O fato é que toda essa problemática não se reduz e se encerra com o fechar dos portões
e dos muros escolares; ela está relacionada e tem a sua origem no campo social. E isso em nada
alivia a escola; ao contrário, demonstra o grau de complexidade que encerra a questão e o grande
desafio que se coloca para o enfrentamento das desigualdades sociais, para o reconhecimento e
o respeito à diversidade social.
Lembramos Santos (2013) quando diz que vivemos um tempo de normatividade
aparentemente apolítica e globalizada, o qual serve de base para uma sociedade composta por
indivíduos dominados pela ideia de autonomia individual, sendo esta autonomia considerada a
chave do sucesso na sociedade. Nesses termos, a construção desta autonomia e o resultado dela,
seja positivo ou negativo, são de responsabilidade exclusiva do indivíduo.
O caráter normativo desse tempo, diz Santos (2013, p. 9), se dá em razão de que, à
medida que os indivíduos se tornam donos dos seus destinos no que diz respeito à construção
da sua autonomia, a sociedade pode “legitimamente” abandoná-lo caso os seus fracassos sejam
considerados como resultantes de inépcia no exercício desta autonomia. Sendo a autonomia
entendida como um compromisso pessoal do indivíduo consigo próprio, cabendo ao sistema
político e às relações sociais apenas o dever de garanti-la, esta normatividade assume um caráter
apolítico, como destaca o autor.

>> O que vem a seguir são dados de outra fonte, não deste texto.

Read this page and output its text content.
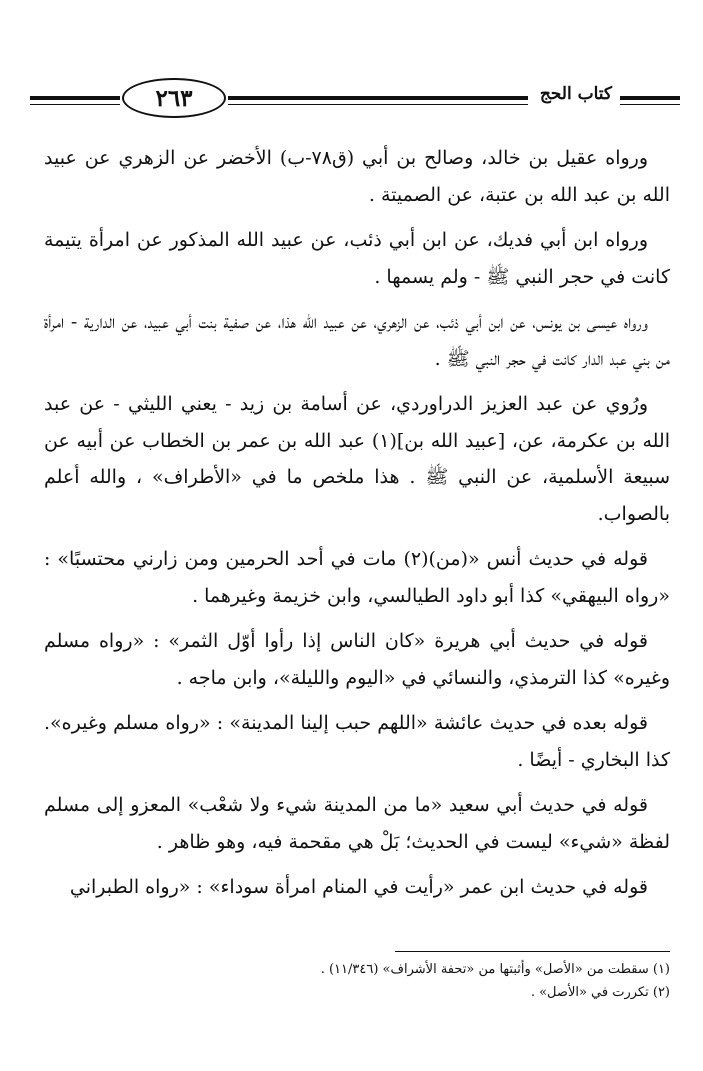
٢٦٣	كتاب الحج

ورواه عقيل بن خالد، وصالح بن أبي (ق٧٨-ب) الأخضر عن الزهري عن عبيد الله بن عبد الله بن عتبة، عن الصميتة .

ورواه ابن أبي فديك، عن ابن أبي ذئب، عن عبيد الله المذكور عن امرأة يتيمة كانت في حجر النبي ﷺ - ولم يسمها .

ورواه عيسى بن يونس، عن ابن أبي ذئب، عن الزهري، عن عبيد الله هذا، عن صفية بنت أبي عبيد، عن الدارية - امرأة من بني عبد الدار كانت في حجر النبي ﷺ .

ورُوي عن عبد العزيز الدراوردي، عن أسامة بن زيد - يعني الليثي - عن عبد الله بن عكرمة، عن، [عبيد الله بن](١) عبد الله بن عمر بن الخطاب عن أبيه عن سبيعة الأسلمية، عن النبي ﷺ . هذا ملخص ما في «الأطراف» ، والله أعلم بالصواب.

قوله في حديث أنس «(من)(٢) مات في أحد الحرمين ومن زارني محتسبًا» : «رواه البيهقي» كذا أبو داود الطيالسي، وابن خزيمة وغيرهما .

قوله في حديث أبي هريرة «كان الناس إذا رأوا أوّل الثمر» : «رواه مسلم وغيره» كذا الترمذي، والنسائي في «اليوم والليلة»، وابن ماجه .

قوله بعده في حديث عائشة «اللهم حبب إلينا المدينة» : «رواه مسلم وغيره». كذا البخاري - أيضًا .

قوله في حديث أبي سعيد «ما من المدينة شيء ولا شعْب» المعزو إلى مسلم لفظة «شيء» ليست في الحديث؛ بَلْ هي مقحمة فيه، وهو ظاهر .

قوله في حديث ابن عمر «رأيت في المنام امرأة سوداء» : «رواه الطبراني

(١) سقطت من «الأصل» وأثبتها من «تحفة الأشراف» (١١/٣٤٦) .

(٢) تكررت في «الأصل» .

É desta ideologia que emerge o homo socioligicus do
neoliberalismo, ser associal ou mesmo antissocial, que se constitui em uma versão muito mais
ampliada do homo econômico da economia neoclássica (SANTOS, 2013).
O autor chama a atenção para a forma como essa ideologia contribui negativamente para
o processo de construção da justiça social, visto que os produtos resultantes das políticas nela
fundamentadas se mostram incapazes de gerar a indignação moral e a vontade política
necessária para combater eficazmente as desigualdades e criar uma sociedade mais justa e mais
digna (SANTOS, 2013, p. 10).
Em uma perspectiva muito próxima do que coloca Santos, François Dubet (2006, p. 34),

2
LGBT é a sigla que se refere a pessoas Lésbicas, Gays, Bissexuais, Travestis e Transexuais, ou seja, pessoas
com orientação sexual diferente da heterossexual ou com identidade de gênero diferente do sexo biológico.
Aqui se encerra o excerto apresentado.